La nouvelle gestion communautaire décentralisée part du principe que la gestion et l’utilisation des
ressources locales ont des effets positifs sur l’efficience et l’équité, et donc sur l’efficacité de la gestion et
de l’utilisation des ressources et, enfin, sur les résultats en termes de développement, de société et
d’écologie.
Les gouvernements centraux partout en Afrique se restructurent et se décentralisent, sans attacher
une attention suffisante à la question de savoir si des pouvoirs et responsabilités appropriés sont dévolus du
centre vers la base (“dévolution”) et si l’infrastructure institutionnelle locale nécessaire est en place pour
recevoir les pouvoirs et les obligations nouvellement décentralisés. On le remarque tout particulièrement
dans le secteur environnemental.
Certaines décentralisations environnementales attribuent des pouvoirs décisionnels à des organismes
locaux qui ne sont pas tenus de rendre compte, situation qui menace l’équité locale et même
l’environnement local. D’autres se débarrassent ainsi de fardeaux dépourvus d’avantages suffisants pour
inciter les acteurs locaux à mener à bien leurs nouvelles responsabilités de gestion environnementale. Dans
de nombreux cas, seule une image de décentralisation est mise en place, sans qu’il y ait aucune dévolution
de pouvoirs. Le dosage approprié des pouvoirs et des fonctions des différents acteurs locaux du domaine
environnemental est mal défini, même dans les meilleurs des cas. Plutôt que de créer des formes nouvelles
et démocratiques de participation et de représentation rurale, plusieurs décentralisations environnementales
renforcent ou reproduisent une administration rurale du sommet vers la base.

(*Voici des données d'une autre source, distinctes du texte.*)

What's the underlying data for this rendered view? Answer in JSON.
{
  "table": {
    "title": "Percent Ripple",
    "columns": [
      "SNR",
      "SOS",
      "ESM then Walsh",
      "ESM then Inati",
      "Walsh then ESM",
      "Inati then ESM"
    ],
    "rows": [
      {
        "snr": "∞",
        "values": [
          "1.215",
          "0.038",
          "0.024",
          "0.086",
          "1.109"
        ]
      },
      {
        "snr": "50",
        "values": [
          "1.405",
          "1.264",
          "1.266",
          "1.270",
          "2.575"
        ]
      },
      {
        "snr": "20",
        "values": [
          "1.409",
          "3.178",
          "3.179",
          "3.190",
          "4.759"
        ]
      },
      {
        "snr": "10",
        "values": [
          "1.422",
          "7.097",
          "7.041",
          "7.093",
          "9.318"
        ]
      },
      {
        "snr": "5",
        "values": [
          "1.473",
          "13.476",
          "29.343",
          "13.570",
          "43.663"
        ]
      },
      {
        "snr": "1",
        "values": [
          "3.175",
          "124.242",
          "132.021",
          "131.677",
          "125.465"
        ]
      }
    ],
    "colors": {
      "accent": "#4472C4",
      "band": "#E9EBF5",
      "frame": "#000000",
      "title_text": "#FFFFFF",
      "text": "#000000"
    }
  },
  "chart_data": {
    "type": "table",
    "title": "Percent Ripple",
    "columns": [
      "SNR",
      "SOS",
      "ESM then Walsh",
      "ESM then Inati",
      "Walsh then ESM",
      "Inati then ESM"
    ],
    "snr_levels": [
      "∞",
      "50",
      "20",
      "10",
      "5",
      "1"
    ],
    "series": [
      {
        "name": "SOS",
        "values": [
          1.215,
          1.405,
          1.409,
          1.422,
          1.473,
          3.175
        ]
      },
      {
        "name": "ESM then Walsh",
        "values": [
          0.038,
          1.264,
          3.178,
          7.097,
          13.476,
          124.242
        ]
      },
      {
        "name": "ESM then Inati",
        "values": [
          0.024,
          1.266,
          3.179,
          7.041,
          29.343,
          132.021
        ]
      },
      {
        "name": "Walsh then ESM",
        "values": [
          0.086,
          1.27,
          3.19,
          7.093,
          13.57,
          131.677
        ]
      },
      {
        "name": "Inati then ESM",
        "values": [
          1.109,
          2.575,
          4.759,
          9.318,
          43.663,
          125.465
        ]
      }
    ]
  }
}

De telles décentralisations mal conçues et partiellement exécutées ne semblent pas pouvoir apporter les
avantages qui caractérisent les approches décentralisées. Les théories économiques sur le choix public, le
fédéralisme et la participation indiquent que la décentralisation peut procurer des bienfaits en termes
d’équité, d’efficience, de développement et d’environnement .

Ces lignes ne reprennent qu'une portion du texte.